Flexible object manipulation of paper and cloth is a major research challenge in robot manipulation. Although there have been efforts to develop hardware that enables specific actions and to realize a single action of paper folding using sim-to-real and learning, there have been few proposals for humanoid robots and systems that enable continuous, multi-step actions of flexible materials. Wrapping an object with paper and tape is more complex and diverse than traditional manipulation research due to the increased number of objects that need to be handled, as well as the three-dimensionality of the operation. In this research, necessary information is organized and coded based on the characteristics of each object handled in wrapping. We also generalize the hardware configuration, manipulation method, and recognition system that enable humanoid wrapping operations. The system will include manipulation with admittance control focusing on paper tension and state evaluation using point clouds to handle three-dimensional flexible objects.
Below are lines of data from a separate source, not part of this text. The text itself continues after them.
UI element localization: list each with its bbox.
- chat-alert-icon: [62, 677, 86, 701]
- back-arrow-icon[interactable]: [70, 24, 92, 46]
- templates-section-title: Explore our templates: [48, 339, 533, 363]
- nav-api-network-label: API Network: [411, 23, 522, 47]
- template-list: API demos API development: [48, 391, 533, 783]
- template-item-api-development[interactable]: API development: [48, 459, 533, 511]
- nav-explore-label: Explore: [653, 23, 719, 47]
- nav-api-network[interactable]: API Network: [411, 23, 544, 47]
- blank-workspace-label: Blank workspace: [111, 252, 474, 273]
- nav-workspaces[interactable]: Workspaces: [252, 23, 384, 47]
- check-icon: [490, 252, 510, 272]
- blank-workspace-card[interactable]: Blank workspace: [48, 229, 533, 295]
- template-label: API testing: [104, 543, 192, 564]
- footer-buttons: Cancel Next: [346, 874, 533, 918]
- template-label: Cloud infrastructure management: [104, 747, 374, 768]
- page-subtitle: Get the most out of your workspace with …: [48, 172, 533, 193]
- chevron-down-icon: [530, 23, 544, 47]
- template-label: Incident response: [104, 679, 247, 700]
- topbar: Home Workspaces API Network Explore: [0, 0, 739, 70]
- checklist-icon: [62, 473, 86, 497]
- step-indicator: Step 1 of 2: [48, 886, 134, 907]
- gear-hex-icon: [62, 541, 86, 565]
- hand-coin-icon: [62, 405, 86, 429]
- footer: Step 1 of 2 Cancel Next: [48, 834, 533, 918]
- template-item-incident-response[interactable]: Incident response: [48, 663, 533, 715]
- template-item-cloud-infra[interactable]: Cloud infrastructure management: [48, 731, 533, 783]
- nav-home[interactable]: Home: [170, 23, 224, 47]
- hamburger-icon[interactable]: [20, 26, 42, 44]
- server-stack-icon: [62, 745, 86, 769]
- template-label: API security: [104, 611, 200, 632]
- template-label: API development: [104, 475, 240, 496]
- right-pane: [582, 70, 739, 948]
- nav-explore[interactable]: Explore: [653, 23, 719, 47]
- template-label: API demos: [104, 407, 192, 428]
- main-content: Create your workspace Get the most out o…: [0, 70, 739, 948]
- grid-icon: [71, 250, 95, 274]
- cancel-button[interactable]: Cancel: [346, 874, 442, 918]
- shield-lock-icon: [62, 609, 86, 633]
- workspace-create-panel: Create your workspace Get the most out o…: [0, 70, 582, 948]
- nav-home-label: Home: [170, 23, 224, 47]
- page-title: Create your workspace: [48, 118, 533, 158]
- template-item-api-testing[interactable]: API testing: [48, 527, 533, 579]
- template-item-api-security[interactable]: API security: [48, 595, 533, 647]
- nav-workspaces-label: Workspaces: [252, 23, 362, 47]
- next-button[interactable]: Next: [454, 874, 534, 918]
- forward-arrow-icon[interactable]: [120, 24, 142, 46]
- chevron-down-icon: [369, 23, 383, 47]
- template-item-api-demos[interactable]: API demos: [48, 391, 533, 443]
Finally, wrapping objects with different shapes is experimented with to show the generality and effectiveness of the proposed system.

Adaptive Body Schema Learning System Considering Additional Muscles for Musculoskeletal Humanoids

One of the important advantages of musculoskeletal humanoids is that the muscle arrangement can be easily changed and the number of muscles can be increased according to the situation. In this study, we describe an overall system of muscle addition for musculoskeletal humanoids and the adaptive body schema learning while taking into account the additional muscles. For hardware, we describe a modular body design that can be fitted with additional muscles, and for software, we describe a method that can learn the changes in body schema associated with additional muscles from a small amount of motion data. We apply our method to a simple 1-DOF tendon-driven robot simulation and the arm of the musculoskeletal humanoid Musashi, and show the effectiveness of muscle tension relaxation by adding muscles for a high-load task.